Last updated: Jun 12, 2020
I had an interesting question this week about stack views and size classes that I thought was worth sharing. Suppose you have a stack view containing three views and you want to hide one of them for certain size classes. For example with the vertical stack shown below what if I want to hide the bottom heart view when the device has a compact vertical size class?
The writer was trying to do this using size classes in Interface Builder to control when to install the view. For example, to not have the view installed when the height is compact:
At first this looks like it will work. When you rotate the device to landscape the third view disappears as expected. Unfortunately when you rotate back to portrait the extra view shows up in the wrong spot:
The problem is that the stack view does not expect you to install and remove views in this way. It expects you to use its API (addArrangedSubview
and removeArrangedSubview
) so that it can automatically update constraints for the views it is managing.

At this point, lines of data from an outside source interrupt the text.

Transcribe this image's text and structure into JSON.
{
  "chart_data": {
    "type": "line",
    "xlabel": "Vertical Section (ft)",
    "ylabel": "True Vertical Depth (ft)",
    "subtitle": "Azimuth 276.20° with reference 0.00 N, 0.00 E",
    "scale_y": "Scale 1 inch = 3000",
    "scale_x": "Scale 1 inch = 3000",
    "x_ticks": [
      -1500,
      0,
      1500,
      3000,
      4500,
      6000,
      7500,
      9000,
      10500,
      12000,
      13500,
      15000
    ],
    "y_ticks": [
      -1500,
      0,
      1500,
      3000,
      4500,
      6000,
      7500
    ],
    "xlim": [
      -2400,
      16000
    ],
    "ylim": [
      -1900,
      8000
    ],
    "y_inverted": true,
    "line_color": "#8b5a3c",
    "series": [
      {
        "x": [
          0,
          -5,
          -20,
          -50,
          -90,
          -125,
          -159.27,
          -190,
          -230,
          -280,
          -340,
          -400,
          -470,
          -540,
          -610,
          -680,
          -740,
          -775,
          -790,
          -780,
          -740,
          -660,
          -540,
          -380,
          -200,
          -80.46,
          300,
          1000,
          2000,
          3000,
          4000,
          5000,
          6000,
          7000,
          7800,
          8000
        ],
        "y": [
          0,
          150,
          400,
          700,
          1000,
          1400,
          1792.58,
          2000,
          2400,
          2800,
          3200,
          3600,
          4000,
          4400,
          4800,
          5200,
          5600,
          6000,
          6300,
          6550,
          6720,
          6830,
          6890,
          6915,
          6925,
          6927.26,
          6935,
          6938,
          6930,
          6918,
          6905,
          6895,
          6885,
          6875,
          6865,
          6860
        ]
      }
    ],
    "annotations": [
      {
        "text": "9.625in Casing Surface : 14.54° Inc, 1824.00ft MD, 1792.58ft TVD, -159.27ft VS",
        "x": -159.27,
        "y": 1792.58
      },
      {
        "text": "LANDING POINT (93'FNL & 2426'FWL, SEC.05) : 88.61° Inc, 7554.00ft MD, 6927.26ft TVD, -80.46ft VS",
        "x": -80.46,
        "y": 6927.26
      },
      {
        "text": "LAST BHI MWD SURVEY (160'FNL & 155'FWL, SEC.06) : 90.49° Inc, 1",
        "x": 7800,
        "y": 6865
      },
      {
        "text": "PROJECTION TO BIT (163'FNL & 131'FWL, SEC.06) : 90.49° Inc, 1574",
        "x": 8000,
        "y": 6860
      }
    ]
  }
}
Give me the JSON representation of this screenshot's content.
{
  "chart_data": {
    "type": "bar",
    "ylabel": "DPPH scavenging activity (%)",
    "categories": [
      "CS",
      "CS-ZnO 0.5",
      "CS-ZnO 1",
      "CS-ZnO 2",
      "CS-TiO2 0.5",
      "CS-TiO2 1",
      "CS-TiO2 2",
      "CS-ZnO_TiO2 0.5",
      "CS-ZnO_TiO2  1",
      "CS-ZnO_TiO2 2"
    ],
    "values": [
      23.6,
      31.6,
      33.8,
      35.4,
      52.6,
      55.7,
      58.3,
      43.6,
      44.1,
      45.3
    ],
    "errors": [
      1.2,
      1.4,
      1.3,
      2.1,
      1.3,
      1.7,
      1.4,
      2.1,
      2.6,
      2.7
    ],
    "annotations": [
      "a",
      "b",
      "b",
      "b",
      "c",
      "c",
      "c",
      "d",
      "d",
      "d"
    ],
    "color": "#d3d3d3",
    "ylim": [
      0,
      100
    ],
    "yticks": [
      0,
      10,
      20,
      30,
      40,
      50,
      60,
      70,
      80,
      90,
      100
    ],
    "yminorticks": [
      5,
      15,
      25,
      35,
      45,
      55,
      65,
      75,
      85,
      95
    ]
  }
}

A Better Approach - Hide the View
Luckily there is a much easier way. A stack view will automatically adjust the layout when you hide or unhide one of its views. So instead of using size classes in Interface Builder create an outlet for the view to our view controller.
@IBOutlet var extraHeart: UIImageView!
Then in the view controller we can use willTransitionToTraitCollection
to test for the compact height and hide or unhide the view.
override func willTransition(to newCollection: UITraitCollection,
with coordinator: UIViewControllerTransitionCoordinator) {
super.willTransition(to newCollection, with: coordinator)
configureView(newCollection.verticalSizeClass)
}
The configureView
method hides and unhides the view based on the vertical size class (the guard makes sure we do not try this before the system has set our outlet):
private func configureView(_ verticalSizeClass: UIUserInterfaceSizeClass) {
guard extraHeart != nil else {
return
}
extraHeart.hidden = (verticalSizeClass == .compact)
}
The traitCollection
property of the view controller gives us the size class to configure the view when we first load:
override func viewDidLoad() {
super.viewDidLoad()
configureView(traitCollection.verticalSizeClass)
}
That’s all you need to hide the view for compact heights:
The updated sample code is in my Code Examples GitHub repository.